The lines between top-tier and mid-level camera models are blurring. We look at the features and capabilities that are most important for your work so you can make a thoughtful decision before leaping into an über-pro hot-rod unit.
|This Article Features Photo Zoom|
While amateur photographers (and pros, in film days) may tend to keep the same camera body for a number of years, most pros will replace a DSLR when a new model comes out with notably better image quality or AF performance. Thus, day-to-day reliability may be more important than years-long life. Any of the DSLRs in our chart should meet this requirement.
All of the full-frame DSLRs in our chart can shoot 1080 full HD video at a pro level. The Nikon D4, D800/D800E and D600, and Sony SLT-A99 can output uncompressed video to an external recording device (or an external monitor) via a built-in HDMI connector. Canon's EOS-1D X, EOS 5D Mark III and EOS 6D let you choose All-I or IPB compression and Rec Run or Free Run timecoding. (When the firmware update for the Canon EOS 5D Mark III comes out this spring, it will be able to record uncompressed to an external recorder via HDMI.) The A99 can shoot 1080 video at 60p; the others top out at 30p. And thanks to its Translucent Mirror Technology, the A99 also provides full-time phase-detection AF and eye-level viewing, if desired, for video, something the others can't. (The APS-C A77 provides these features, too.) The A77 and EOS 7D are the most capable APS-C DSLRs, from a pro standpoint, but all the cameras in our chart except the Sigma SD1 can shoot video. All can record stereo sound via an optional external microphone and a few via a built-in stereo mic (the others have built-in mono mics). Pro cinematographers generally focus manually, but the Sonys provide usably quick AF for video.
Canon and Nikon offer an extensive line of lenses and accessories for their DSLRs, and Olympus, Pentax and Sony provide enough lenses and accessories to handle most pro needs. If you already have a DSLR (as a great many pros do), it's probably cost-effective to upgrade to that manufacturer's body so you can use your current lenses and accessories. If you're looking at your first DSLR, consider the entire system, as well as the camera body, to be sure it can do what you want to do with it.

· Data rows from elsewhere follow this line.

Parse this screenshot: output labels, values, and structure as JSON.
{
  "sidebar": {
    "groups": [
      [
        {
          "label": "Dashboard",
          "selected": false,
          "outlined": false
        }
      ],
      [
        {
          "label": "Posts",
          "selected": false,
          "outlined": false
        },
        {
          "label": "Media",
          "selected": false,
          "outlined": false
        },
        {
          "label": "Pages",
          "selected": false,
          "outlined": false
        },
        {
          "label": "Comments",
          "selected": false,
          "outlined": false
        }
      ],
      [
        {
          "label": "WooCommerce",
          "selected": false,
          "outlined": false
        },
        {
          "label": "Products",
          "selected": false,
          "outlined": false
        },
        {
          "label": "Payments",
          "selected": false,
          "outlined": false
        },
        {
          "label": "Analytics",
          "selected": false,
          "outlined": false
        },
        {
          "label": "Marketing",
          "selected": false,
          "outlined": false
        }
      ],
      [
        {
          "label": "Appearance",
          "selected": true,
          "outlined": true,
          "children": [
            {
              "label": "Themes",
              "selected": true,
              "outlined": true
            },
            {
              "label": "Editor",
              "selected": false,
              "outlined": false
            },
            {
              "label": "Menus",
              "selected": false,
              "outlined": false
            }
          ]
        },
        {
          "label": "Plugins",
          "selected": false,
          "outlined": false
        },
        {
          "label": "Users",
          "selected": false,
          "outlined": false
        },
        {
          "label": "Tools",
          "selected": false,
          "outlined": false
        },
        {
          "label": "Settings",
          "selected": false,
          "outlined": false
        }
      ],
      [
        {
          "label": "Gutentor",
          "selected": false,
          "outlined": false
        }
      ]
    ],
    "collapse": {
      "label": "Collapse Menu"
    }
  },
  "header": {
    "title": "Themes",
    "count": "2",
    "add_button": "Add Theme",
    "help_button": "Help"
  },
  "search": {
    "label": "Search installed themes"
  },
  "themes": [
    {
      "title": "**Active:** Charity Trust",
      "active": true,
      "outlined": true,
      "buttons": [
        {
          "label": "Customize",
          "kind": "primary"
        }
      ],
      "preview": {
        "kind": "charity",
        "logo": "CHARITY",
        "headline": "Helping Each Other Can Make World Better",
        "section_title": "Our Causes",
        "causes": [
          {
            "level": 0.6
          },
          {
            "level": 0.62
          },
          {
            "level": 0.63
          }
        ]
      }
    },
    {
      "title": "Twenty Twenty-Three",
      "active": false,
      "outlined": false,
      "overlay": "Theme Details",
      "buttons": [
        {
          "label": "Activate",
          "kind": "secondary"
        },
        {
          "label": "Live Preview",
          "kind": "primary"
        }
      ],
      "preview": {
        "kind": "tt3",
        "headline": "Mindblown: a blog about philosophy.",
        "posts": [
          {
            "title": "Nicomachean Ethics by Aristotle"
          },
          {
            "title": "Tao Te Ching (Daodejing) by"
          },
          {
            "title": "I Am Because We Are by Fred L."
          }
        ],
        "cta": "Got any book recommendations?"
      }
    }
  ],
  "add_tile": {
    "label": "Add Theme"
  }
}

Canon and Nikon each offers about 60 lenses that can be used with full-frame and APS-C cameras, and 10 or more designed specifically for APS-C. (When a Nikon DX lens is attached to a full-frame body, it automatically crops to DX format; you can't mount Canon EF-S lenses on a full-frame body.) Canon's full-frame lenses range from a 14mm superwide-angle and an 8-15mm fisheye zoom to an 800mm supertele, including four tilt-shift lenses; the widest EF-S (APS-C) lens is a 10-22mm zoom. Nikon's full-frame lenses range from a 14mm superwide-angle and 16mm fisheye to a 600mm supertele, plus three tilt-shift lenses; the widest DX (APS-C) lens is a 10-24mm zoom.